To make it clear, I am fully against these types of AI tools. At least for as long as we did not solve security issues that come with them. We are really good at shipping bullshit nobody asked for without acknowledging security concerns. Most people out there can not operate a computer. A lot of people still click on obvious scam links they've received per email. Humanity is far from being ready for more complexity and more security related issues.

I think Simon has proposed breaking the lethal trifecta by having two LLMs, where the first has access to untrusted data but cannot do any actions, and the second LLM has privileges but only abstract variables from the first LLM not the content. See https://simonwillison.net/2023/Apr/25/dual-llm-pattern/

It is rather similar to your option (b).


Can't the attacker then jailbreak the first LLM to generate jailbreak with actions for the second one?

If you read the fine article, you'll see that the approach includes a non-LLM controller managing structured communication between the Privileged LLM (allowed to perform actions) and the Quarantined LLM (only allowed to produce structured data, which is assumed to be tainted).

See also CaMeL https://simonwillison.net/2025/Apr/11/camel/ which incorporates a type system to track tainted data from the Quarantined LLM, ensuring that the Privileged LLM can't even see tainted _data_ until it's been reviewed by a human user. (But this can induce user fatigue as the user is forced to manually approve all the data that the Privileged LLM can access.)


"Structured data" is kind of the wrong description for what Simon proposes. JSON is structured but can smuggle a string with the attack inside it. Simon's proposal is smarter than that.

Yes they can

Hmm so we need 3 LLMs

Doesn't help.

https://gandalf.lakera.ai/baseline

This thing models exactly these scenarios and asks you to break it, its still pretty easy. LLMs are not safe.


One would have to be relatively invisible.

Non-deterministic security feels like a relatively new area.


That's just an information bottleneck. It doesn't fundamentally change anything.

In the future, any action with consequence will require crypto-withdrawal levels of security. Maybe even a face scan before you can complete it.

Ahh technology. The cause of, and _solution to_, all of life’s problems.

Didn't they do or prove that with messages on Reddit?

“Easily” is doing a lot of work there. “Possibly” is probably better. And of course it doesn’t have unfettered access to all of your private data.

I would look at it like hiring a new, inexperienced personal assistant: they can only do their job with some access, but it would be foolish to turn over deep secrets and great financial power on day one.
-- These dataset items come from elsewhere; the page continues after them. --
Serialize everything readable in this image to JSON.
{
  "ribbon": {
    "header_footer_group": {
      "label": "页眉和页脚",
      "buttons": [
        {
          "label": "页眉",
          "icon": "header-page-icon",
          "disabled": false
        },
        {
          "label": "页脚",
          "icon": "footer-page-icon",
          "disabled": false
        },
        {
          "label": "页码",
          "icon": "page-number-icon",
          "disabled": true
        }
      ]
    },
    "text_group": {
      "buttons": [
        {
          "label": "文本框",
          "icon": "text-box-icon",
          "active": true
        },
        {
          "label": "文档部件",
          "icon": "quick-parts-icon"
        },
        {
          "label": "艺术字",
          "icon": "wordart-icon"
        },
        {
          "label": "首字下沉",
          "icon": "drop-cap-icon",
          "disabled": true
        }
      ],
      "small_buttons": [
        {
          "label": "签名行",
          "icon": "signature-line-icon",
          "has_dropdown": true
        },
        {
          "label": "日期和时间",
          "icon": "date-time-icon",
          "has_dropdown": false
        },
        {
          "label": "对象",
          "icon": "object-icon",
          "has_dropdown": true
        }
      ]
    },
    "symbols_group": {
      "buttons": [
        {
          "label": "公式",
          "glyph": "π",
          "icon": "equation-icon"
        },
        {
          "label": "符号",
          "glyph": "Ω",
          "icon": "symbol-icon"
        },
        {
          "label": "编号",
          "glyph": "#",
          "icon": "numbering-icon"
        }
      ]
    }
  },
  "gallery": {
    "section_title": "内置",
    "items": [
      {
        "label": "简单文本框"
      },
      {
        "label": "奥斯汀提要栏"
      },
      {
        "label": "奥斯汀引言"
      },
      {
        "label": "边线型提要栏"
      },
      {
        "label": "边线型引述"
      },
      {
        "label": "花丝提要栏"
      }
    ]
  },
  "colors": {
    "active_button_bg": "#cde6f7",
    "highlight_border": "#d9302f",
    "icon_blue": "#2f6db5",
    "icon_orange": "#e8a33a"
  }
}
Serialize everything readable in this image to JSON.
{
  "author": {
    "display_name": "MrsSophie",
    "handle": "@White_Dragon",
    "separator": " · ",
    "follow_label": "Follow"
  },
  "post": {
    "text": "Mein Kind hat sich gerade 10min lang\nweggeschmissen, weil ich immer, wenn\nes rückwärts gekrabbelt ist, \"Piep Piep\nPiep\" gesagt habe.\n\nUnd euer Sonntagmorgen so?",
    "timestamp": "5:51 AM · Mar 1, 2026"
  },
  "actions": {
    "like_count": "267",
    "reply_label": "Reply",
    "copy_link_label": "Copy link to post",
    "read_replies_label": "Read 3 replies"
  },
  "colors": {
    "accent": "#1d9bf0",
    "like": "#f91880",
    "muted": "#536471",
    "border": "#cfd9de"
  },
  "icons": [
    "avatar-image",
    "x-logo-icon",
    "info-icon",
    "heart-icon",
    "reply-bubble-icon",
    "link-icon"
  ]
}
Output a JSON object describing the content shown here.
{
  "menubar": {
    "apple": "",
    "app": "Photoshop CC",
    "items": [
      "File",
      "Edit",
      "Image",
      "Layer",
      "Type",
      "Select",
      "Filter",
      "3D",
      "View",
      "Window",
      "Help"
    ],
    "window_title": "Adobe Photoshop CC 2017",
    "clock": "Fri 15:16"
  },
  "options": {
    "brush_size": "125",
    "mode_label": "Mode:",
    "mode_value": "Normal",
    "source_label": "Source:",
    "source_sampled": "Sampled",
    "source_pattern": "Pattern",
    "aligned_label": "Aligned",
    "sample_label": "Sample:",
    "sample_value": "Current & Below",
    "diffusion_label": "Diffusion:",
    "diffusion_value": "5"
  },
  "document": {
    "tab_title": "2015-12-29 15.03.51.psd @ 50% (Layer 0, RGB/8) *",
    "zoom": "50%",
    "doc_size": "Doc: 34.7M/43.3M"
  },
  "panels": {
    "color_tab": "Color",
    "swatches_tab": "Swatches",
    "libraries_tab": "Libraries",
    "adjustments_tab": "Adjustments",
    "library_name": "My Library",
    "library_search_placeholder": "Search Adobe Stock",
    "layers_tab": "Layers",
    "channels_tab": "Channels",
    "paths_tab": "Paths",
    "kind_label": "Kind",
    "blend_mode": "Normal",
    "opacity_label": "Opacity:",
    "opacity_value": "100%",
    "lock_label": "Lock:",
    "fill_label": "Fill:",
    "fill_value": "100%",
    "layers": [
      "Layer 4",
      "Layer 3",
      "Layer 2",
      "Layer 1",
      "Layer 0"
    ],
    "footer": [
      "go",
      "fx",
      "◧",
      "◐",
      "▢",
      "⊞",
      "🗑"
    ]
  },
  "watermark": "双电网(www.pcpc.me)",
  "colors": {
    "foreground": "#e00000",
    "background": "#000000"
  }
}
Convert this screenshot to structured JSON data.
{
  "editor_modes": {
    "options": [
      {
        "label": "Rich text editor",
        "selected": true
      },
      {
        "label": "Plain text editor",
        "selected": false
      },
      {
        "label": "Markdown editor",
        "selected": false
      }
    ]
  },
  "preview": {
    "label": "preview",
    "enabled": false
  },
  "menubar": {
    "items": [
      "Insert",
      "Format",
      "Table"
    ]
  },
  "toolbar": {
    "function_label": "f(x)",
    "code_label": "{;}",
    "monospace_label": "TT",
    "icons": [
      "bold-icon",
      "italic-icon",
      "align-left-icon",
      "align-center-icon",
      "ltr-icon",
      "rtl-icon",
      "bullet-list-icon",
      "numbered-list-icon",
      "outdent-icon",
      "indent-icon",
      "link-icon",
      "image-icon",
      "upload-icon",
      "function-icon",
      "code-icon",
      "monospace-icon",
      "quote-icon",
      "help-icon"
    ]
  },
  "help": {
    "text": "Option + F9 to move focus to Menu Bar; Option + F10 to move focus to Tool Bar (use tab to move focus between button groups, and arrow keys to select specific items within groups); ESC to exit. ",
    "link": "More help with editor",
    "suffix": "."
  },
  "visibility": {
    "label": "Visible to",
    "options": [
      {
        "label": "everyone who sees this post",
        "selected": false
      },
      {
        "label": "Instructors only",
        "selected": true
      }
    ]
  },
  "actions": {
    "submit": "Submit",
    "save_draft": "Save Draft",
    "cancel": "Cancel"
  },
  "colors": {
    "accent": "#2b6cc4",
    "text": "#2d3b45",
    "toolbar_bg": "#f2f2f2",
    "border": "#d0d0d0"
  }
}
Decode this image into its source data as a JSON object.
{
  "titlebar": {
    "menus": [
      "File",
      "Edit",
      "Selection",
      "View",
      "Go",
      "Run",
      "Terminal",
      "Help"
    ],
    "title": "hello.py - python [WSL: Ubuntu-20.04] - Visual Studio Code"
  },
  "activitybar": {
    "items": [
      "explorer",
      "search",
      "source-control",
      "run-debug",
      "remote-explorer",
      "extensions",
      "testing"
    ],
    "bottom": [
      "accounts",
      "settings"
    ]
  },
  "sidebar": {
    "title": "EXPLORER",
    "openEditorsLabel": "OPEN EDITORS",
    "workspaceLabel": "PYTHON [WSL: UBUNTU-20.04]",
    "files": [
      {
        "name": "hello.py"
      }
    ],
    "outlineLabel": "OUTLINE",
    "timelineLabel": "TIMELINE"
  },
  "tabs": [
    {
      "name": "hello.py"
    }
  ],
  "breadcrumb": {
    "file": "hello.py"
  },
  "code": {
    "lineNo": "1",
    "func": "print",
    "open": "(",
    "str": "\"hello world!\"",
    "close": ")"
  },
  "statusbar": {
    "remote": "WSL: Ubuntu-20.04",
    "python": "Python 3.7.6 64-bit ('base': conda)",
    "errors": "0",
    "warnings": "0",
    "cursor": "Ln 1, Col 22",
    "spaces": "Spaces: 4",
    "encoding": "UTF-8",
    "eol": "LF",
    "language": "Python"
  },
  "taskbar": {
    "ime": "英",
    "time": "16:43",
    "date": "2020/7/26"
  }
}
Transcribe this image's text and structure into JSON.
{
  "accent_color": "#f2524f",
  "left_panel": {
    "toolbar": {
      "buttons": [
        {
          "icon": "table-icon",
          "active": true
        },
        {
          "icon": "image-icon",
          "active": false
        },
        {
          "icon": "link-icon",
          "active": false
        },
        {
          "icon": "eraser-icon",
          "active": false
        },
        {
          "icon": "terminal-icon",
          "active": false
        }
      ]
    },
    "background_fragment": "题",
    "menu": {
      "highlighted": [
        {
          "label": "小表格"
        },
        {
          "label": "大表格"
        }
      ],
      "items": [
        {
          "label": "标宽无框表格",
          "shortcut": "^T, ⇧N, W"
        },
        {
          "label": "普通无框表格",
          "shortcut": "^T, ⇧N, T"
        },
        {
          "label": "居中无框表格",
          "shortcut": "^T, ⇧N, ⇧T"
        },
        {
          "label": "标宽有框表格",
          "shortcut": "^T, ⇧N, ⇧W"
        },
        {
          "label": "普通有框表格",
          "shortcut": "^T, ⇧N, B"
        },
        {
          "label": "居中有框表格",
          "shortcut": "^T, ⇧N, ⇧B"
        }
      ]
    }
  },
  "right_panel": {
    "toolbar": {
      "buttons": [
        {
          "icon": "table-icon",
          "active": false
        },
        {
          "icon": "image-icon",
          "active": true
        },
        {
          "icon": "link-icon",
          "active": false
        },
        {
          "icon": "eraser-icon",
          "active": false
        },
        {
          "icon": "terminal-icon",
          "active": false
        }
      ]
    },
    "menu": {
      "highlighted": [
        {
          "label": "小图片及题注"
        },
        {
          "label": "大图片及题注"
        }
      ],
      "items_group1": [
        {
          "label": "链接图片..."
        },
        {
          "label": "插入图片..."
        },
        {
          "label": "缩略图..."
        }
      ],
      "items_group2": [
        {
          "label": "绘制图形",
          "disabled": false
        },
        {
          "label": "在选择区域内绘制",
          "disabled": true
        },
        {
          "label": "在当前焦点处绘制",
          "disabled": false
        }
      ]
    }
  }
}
It's more like hiring a personal assistant who is expected to work all the time quickly and unsupervised, won't learn on the job, has shockingly good language skills but the critical thinking skills of a toddler.

If it can navigate to an arbitrary page (in your browser) then it can exploit long-running sessions and get into whatever isn't gated with an auth workflow.

Well i mean you are suppose to have a whole toolset of segregation, whitelist only networking, limited specific use cases figured out by now to use any of this AI stuff

Dont just run any of this stuff on your main machine


Oh yeah really? Do they check that and don't run unless you take those measures? If not 99.99% of users won't do it and saying "well ahkschually" isn't gonna solve the problem.